Steve Jules stands where he alleges four Campbell River RCMP officers attacked him on a side street.
First Nations people in this small coastal city are complaining of racial profiling, and of abuse at the hands of the local RCMP. “Even though there’s a high proportion of First Nations people here in Campbell River, it’s as if the cops think we all look the same, and if they’re after a native person, we’re all suspects,” said Steven Jules, who had a couple of run-ins with the local constabulary this past summer.
The well-known artist said he was first stopped in July, and accused of being drunk and harassing tellers in a local bank. Even though he hasn’t consumed alcohol in years, and said he was clearly sober when being questioned, Jules claims the officer continued to accuse him being drunk and disorderly. Jules later received a letter from the bank after making an inquiry, stating no such complaints had been made. The next month, Jules alleges he was beaten by four RCMP Constables after trying to sell a small 10K gold bracelet he and his son had found a year earlier.
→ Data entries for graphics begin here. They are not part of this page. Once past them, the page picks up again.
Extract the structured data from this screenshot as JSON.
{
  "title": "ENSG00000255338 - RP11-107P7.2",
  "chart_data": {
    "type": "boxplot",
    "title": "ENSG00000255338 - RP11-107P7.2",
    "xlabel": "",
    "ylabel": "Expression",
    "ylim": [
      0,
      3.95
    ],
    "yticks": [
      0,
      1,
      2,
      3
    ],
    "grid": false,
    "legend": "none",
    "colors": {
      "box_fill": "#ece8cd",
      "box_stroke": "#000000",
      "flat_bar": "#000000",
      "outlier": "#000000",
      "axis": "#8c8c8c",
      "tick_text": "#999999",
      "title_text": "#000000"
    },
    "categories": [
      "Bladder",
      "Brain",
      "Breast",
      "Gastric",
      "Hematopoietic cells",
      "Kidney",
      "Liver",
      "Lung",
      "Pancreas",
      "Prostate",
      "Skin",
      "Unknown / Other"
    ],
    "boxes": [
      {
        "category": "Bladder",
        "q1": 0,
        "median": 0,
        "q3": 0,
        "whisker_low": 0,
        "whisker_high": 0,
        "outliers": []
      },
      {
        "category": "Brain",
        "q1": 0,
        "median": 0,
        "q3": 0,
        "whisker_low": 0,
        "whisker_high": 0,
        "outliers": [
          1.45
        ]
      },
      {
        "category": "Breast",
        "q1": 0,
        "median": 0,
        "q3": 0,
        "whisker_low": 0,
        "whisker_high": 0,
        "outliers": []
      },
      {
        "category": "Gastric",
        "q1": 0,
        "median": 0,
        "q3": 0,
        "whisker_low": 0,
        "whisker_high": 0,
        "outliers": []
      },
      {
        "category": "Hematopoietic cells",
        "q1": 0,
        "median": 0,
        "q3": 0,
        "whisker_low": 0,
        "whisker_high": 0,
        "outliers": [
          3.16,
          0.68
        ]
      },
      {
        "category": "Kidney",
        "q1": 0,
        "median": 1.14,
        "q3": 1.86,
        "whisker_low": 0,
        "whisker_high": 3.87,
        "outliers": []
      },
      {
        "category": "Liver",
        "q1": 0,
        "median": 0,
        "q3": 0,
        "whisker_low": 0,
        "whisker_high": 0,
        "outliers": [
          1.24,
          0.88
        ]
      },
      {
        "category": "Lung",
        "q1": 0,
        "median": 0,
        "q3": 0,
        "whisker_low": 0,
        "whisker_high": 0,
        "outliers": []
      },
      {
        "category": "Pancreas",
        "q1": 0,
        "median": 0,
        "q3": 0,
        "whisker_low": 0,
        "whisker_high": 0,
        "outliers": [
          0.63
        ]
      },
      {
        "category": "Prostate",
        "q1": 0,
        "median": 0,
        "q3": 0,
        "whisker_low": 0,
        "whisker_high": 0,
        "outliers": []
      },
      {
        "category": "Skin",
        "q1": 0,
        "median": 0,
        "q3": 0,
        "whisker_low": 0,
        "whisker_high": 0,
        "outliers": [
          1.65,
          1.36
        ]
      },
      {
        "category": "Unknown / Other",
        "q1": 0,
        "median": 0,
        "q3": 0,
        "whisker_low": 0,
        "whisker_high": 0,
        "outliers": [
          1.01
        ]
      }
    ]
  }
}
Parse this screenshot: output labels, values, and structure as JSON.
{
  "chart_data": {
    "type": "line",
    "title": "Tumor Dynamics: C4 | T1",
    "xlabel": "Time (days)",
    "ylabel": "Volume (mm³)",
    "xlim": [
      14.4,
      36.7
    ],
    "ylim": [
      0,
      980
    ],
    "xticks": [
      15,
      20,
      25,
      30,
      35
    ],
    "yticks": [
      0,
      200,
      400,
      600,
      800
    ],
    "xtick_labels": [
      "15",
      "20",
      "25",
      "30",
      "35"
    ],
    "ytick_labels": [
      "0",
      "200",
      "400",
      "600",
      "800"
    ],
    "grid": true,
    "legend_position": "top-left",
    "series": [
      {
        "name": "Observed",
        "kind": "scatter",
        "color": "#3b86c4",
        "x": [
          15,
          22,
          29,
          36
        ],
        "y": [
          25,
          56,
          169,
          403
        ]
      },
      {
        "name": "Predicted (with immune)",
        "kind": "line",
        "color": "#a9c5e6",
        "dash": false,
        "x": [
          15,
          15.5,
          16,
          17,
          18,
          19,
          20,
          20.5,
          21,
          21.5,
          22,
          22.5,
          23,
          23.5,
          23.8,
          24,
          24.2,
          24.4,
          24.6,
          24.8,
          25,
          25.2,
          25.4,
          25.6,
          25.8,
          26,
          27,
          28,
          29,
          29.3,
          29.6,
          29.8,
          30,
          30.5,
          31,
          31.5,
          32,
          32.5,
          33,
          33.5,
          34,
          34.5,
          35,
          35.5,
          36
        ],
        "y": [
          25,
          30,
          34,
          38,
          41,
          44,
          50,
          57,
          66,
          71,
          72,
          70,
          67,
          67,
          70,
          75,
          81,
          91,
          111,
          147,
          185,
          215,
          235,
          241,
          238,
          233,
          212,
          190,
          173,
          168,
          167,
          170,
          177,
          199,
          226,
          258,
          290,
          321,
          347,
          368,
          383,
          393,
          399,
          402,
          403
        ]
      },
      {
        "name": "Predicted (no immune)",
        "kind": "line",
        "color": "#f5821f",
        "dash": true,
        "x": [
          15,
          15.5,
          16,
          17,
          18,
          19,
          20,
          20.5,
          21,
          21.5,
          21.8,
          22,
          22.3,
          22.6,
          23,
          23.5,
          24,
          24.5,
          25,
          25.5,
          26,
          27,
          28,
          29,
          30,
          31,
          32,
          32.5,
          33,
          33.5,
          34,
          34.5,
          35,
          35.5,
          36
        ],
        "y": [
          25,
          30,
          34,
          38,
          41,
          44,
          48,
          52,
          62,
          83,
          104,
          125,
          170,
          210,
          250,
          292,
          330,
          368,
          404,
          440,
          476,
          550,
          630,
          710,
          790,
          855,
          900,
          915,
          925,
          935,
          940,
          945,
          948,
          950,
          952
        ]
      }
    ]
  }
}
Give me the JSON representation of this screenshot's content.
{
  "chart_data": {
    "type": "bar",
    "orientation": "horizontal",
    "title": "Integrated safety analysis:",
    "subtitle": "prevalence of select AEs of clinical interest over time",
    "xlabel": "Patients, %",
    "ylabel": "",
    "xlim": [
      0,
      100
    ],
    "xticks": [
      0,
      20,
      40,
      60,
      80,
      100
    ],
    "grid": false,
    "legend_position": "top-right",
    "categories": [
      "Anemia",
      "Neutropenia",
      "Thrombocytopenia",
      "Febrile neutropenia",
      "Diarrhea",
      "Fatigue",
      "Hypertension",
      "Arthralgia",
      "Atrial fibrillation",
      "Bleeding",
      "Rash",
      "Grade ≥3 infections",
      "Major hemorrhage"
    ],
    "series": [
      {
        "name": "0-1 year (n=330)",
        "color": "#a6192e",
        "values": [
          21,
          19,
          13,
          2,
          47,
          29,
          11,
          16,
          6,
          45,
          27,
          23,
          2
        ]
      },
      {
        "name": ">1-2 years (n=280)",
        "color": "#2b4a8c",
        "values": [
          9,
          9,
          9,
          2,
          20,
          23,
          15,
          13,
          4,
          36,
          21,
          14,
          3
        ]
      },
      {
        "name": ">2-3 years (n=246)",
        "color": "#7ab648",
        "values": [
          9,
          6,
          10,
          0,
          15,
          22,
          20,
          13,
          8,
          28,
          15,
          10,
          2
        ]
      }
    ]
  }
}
Despite having a clean record, Jules claims he has been the victim of repeated police harassment, which has complicated his ability to find steady employment and receive social assistance for he and his wife and three children, two of whom are epileptic and require special services. “We’re not treated as equals, even though we pay taxes and are a big part of this city,” he said, adding that he has spoken with the Mayor of Campbell River, lawyers, and senior police officers, and has become frustrated by the lack of assistance.
As Jules shows the 6-month old scars on his wrists he suffered from over tightened hand-cuffs, he claims the stress has prevented him from carving, as his fingers still ache, and is unable to properly concentrate on projects. “My whole family is still in shock, and don’t want me going out to get groceries or anything. They’re really worried,” said the 44-year old Kyuquot member. Jules suffered numerous scrapes and bruises, and had to walk with crutches for weeks after because of a pair of broken toes.
As he started telling his story to more and more people, Jules said more and more First Nations people have told him similar stories of abuses they’ve suffered at the hands of the RCMP over the years.
Three years ago, a 20-year old Conrad James Swan filed a complaint against the Campbell River RCMP after he was allegedly attacked by a police dog and officers searching for someone who had been breaking in to area homes stealing Christmas presents from underneath trees. “They said I looked like the person they were chasing and the dog came over and started biting on my leg and the cops were beating me up and kicking me, and telling me to shut up,” alleges Swan, who tried to complain, but quickly became frustrated at the lack of services available. So he went to local reporter Paul Rudan, who wrote a story in the Campbell River Mirror. “Whenever I see a cop car go by, I’m afraid to look at it and make any eye contact with the cop,” said Swan. “I don’t hate them for what they are; I hate them for what they did to me,” he said.
The young man still carries the scars of that night, as does his aunt who watched her nephew beaten beneath her bedroom window. “We didn’t know what to do. You can’t call the cops because they’re the ones doing these things. So we called the news media,” said Vincent. “After repeatedly seeing all these incidents over the years, I have no faith in the Campbell River RCMP,” she said. “I’m terrified of them and I don’t trust them.”
“I’m pissed off from what they did to me,” said Leroy Jack, who still can’t raise his right arm after allegedly being kicked and kneed by a pair of constables. “I don’t like them after they beat me up,” he said. Jack claims a pair of officers held him down and kicked him even before they asked him any questions, as they suspected him of looking to break into cars last week as he and his cousin were walking to their neighbourhood 7-11 store.